La CPU insiste elle sur le fait qu’il faille « poursuivre le rapprochement entre universités, écoles et organismes de recherche » tout en restant pragmatique et en affirmant que « cette démarche dont le cadre juridique et les modalités ne sont pas figés, dépend de chaque contexte ».
La recherche
Thème éminemment conflictuel entre universités et grands organismes, la recherche est au centre des propositions de la Cdefi quand elle demande que les établissements d’Enseignement supérieur et de Recherche soient les « opérateurs majeurs de la recherche en France, les organismes nationaux de recherche étant le lieu d’élaboration des grandes orientations stratégiques ». De quoi ravir le Cnrs !

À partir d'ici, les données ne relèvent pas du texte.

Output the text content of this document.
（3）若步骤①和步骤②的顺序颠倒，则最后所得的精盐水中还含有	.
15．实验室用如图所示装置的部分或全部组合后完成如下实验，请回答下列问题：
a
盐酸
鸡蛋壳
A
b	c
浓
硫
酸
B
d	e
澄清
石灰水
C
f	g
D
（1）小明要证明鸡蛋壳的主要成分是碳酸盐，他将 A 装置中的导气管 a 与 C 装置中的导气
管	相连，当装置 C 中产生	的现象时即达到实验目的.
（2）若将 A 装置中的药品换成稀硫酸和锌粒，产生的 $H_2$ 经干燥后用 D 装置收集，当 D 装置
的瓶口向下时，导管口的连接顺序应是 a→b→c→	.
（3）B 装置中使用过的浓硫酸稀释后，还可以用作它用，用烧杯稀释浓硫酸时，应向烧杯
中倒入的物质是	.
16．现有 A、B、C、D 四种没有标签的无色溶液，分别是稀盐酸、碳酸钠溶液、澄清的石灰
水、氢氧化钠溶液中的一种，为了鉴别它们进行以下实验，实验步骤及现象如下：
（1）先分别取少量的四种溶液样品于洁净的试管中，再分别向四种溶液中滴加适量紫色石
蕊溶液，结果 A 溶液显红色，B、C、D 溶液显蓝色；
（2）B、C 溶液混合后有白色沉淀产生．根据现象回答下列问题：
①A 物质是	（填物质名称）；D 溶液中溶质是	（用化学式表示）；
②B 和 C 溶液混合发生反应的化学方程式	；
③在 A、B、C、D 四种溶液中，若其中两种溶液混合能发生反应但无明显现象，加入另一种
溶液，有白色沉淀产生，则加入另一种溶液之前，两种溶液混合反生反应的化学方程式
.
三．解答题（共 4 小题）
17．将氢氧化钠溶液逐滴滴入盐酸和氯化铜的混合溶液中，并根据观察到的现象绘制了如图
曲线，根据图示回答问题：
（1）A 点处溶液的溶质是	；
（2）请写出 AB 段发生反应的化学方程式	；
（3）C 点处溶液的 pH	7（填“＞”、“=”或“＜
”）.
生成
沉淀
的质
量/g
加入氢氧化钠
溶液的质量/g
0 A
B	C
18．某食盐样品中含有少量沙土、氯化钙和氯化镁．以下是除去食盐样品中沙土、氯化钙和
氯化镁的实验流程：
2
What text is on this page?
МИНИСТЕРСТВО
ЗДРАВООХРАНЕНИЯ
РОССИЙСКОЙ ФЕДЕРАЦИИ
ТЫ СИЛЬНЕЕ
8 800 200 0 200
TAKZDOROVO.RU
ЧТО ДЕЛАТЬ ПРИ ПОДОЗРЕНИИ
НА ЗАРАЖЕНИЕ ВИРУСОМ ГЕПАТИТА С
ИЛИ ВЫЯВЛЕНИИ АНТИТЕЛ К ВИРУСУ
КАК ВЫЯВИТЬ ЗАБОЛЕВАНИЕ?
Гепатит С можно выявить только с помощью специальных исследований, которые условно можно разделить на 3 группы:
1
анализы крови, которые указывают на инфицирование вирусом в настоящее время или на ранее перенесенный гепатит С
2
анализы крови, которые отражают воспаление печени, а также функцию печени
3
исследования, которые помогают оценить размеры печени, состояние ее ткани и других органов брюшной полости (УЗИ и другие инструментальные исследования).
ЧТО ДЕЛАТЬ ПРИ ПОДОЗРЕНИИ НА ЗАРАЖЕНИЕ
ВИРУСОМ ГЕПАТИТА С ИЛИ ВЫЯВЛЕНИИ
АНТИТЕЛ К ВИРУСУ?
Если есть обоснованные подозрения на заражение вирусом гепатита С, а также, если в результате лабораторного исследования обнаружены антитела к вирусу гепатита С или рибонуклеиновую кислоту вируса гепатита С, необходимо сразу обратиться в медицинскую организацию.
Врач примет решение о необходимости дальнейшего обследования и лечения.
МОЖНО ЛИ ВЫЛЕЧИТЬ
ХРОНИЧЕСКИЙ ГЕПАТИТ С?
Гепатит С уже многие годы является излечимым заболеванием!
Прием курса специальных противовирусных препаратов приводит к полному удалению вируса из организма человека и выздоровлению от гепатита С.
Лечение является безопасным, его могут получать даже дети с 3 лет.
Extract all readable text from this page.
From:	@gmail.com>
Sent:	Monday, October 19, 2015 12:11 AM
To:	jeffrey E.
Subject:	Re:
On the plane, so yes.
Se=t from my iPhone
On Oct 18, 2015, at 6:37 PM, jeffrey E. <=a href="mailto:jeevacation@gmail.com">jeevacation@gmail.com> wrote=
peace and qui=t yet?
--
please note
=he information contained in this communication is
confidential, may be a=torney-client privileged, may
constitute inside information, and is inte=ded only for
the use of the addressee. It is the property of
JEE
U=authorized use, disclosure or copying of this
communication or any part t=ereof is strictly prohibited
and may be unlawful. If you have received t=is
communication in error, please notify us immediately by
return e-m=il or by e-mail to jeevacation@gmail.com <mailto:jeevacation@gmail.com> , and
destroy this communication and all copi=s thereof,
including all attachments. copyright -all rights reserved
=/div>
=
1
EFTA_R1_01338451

La CPU est plus prudente puisqu’elle considère elle que « les organismes nationaux de recherche ont un rôle essentiel à jouer, non seulement de pilotage scientifique national, mais aussi d’appui déterminant à l’activité de recherche qui se conduit principalement avec les établissements universitaires ». Et de conclure : « Ceux-ci ont besoin d’organismes de recherche forts, dont ils sont les partenaires ».
L’alternance
La CPU entend bien que les universités soient présentes dans le mouvement de développement de l’alternance dans l’enseignement supérieur. La Cdefidemande elle un rehaussement du minimum contributif des entreprises au financement de l’apprentissage en le passant de 1600 à 3000€ par apprenti ». Elle demande également l’ouverture d’états-généraux de l’apprentissage.
Les étudiants étrangers
La « circulaire Guéant » visant à compliquer la tâche des étudiants étrangers qui souhaitaient rester travailler en France après leur cursus a eu des effets dévastateurs sur l’image de la France dans le monde. La CPU demande donc que soit adoptée une « grande loi sur les conditions d’accueil, de séjour et de première insertion professionnelle des étudiants internationaux ». La Cdefi n’est pas en reste quand elle demande la garantie pour « tout diplômé étranger issu d’une filière sélective de l’Enseignement supérieur français à niveau M et D, la possibilité de pouvoir travailler en France aux termes de ses études s’il peut justifier d’une promesse d’embauche conforme à sa qualification ». La nuance étant dans le terme « filière sélective » qui exclurait donc les étudiants entrés en licence universitaire ?
Mais c’est certainement la CGE qui est le plus en pointe sur le sujet en reprenant sa proposition d’accueillir « chaque année 50 000 jeunes étrangers de plus pendant 10 ans ». Ce qui porterait le nombre total d’étudiants étrangers en France à 750 000 dont 350 000 avec des scolarités gratuites et les autres « contribuant à hauteur de 125% du coût des formations ».